Friday 28 February 2014

Gamification of Life

After a long time with no time to post, I find myself posting on Gamification whilst listening to a talk by @Yukaichou from Enterprise Gamification Consultancy at Hult International Business School organised by a student @NKakuev. He has been listed a 'top-5 gamification guru' on a UK Leaderboard apparently and having been to other talks about gamification, here is someone with 10 years' experience that appears to actually know what it is about.

Source: http://www.profacts.be/blog/?p=846


One of the examples he talks about is how to create a game called 'FoldIt' to help create a protein structure for the AIDs problem. The problem existed for 15 years and was solved in 10 days.

Another example listed is SAP Community Network where they added game elements into their system and managed to increase their Active Users by 1300% and Activity by 2300%. As Yu-Kai says, this is not a start-up - that 1300% growth is significant when one is talking about SAP.

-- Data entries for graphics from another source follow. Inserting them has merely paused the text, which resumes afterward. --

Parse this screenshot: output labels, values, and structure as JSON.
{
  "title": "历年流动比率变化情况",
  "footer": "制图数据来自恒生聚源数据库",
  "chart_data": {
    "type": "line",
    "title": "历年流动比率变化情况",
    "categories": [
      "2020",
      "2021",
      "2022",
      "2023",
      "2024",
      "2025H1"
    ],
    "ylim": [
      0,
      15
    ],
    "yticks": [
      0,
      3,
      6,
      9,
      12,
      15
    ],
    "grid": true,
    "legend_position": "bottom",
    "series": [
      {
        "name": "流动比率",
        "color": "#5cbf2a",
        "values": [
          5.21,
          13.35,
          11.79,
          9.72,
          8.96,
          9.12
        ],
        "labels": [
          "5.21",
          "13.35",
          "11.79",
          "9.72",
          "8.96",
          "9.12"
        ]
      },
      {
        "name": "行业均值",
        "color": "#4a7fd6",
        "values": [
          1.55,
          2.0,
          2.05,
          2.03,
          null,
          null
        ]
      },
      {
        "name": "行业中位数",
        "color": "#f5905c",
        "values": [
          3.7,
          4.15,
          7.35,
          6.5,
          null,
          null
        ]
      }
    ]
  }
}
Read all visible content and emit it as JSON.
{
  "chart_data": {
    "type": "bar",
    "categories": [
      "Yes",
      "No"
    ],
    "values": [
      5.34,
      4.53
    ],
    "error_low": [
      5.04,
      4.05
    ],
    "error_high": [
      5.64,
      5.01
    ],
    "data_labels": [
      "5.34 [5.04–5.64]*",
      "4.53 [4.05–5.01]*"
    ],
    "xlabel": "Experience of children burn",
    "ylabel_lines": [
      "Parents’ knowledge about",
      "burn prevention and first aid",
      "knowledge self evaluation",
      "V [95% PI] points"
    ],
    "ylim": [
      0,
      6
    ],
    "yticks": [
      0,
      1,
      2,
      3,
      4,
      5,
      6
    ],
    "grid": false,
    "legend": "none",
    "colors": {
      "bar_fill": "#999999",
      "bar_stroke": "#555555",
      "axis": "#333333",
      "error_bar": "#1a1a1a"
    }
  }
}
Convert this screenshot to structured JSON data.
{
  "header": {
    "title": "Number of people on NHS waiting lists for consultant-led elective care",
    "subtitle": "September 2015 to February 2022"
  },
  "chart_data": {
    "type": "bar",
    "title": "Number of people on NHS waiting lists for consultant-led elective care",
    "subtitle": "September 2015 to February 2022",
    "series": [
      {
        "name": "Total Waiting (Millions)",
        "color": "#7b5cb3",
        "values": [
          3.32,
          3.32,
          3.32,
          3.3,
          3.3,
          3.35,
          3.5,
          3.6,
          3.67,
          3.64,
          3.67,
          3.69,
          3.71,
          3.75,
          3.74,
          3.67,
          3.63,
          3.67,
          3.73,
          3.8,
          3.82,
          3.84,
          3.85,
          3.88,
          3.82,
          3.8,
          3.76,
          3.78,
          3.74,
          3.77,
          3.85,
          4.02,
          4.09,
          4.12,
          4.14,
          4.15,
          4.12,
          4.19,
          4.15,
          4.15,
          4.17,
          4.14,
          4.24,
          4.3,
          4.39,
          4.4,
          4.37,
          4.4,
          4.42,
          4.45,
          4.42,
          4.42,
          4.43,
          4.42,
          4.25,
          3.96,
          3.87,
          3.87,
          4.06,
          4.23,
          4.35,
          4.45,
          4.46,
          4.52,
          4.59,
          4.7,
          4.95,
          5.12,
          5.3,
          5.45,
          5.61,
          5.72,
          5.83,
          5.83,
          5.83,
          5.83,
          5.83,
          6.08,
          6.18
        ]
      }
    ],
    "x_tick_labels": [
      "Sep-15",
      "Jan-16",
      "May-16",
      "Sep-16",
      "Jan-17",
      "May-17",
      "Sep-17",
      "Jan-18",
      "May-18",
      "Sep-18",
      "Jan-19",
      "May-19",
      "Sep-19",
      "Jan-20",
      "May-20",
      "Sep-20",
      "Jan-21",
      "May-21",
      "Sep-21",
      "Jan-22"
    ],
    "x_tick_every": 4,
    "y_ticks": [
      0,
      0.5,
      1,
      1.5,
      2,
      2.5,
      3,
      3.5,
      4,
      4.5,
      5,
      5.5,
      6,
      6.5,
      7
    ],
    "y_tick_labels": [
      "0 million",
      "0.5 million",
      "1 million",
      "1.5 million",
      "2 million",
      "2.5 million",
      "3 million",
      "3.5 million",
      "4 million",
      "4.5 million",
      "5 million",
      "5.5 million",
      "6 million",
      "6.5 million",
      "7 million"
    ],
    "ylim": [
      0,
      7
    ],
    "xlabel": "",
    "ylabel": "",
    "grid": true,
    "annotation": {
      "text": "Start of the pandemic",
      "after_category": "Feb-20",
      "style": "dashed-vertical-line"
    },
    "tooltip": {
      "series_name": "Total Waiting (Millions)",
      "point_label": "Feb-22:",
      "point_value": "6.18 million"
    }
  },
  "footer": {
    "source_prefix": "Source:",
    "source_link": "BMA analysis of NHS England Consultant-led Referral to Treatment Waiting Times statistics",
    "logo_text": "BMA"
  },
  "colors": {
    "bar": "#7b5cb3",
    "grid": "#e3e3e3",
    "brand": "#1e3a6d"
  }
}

Example 3: Autodesk - where people go to different countries and people solve different problems. It might be fixing a bridge (etc.) and you have to use a free trial of Autodesk - the trial use increased 54% and Sales Revenue increased by 29%.

Yu-kai wrote a list of Gamification stats that are useful to help show ROI.

He then went on, through this whistle-stop tour of Gamification, to talk about the Schopenhauer Truth Hype Cycle (compare to Gartner's Hype Cycle)

  1. Ridiculed 
  2. Violently opposed 
  3. Regarded as self-evident

Which sounds like the process people go through with feedback... which brings us to Gartner saying that 80% of gamification attempts will fail due to bad design.  So how do you get better design?

Good Game Design asks the question "How do I want my users to feel?"

Yu-kai went on to talk about 8 core drivers that make games fun (do check out his blog for the meanings behind the headlines), but that also make us want to hang out with friends. These core drivers are:

  1. Epic Meaning & Calling
  2. Empowerment
  3. Social Influence
  4. Unpredictability
  5. Avoidance
  6. Scarcity & Impatience
  7. Ownership
  8. Accomplishment

Yu-kai gave a great talk about what gamification is and what works, what does not work and how people who want to use gamification should focus on engaging users rather than just causing addiction.  He has a framework called 'Octalysis' based on the 8 core drivers above.  He plots a matrix showing Discovery, Onboarding, Scaffolding and Endgame against Achievers, Explorers, Socialisers and Killers.

What surprises me is the number of people who still don't know what Gamification is, let alone whether or not it should be for them.  This is the same noise people made when social media first came about: 'it's for kids' or 'it's not relevant for my business'.  If you can make people enjoy engaging with your business, they will.  It should be obvious... I'll watch with interest how much people continue to treat this as 'new' over the coming years.

So why the title 'Gamification of Life'?  Is life a game?  There is an end-point.  There is a level of competition in every aspect of life: key points of the game (school, university, grad-school, relationships, marriage, children, jobs, careers, career-changes, recognition, fitness, beauty, wealth, longevity, popularity, altruism....) can cause people to compete and compare themselves with others (favourably or otherwise).

A lot of apps focus on this to help people eat less, do more exercise, spend more sensibly... so it would be interesting to see how this could be used to help individuals 'improve'.  Essentially, I'm thinking of how to gamify therapy: we all need that!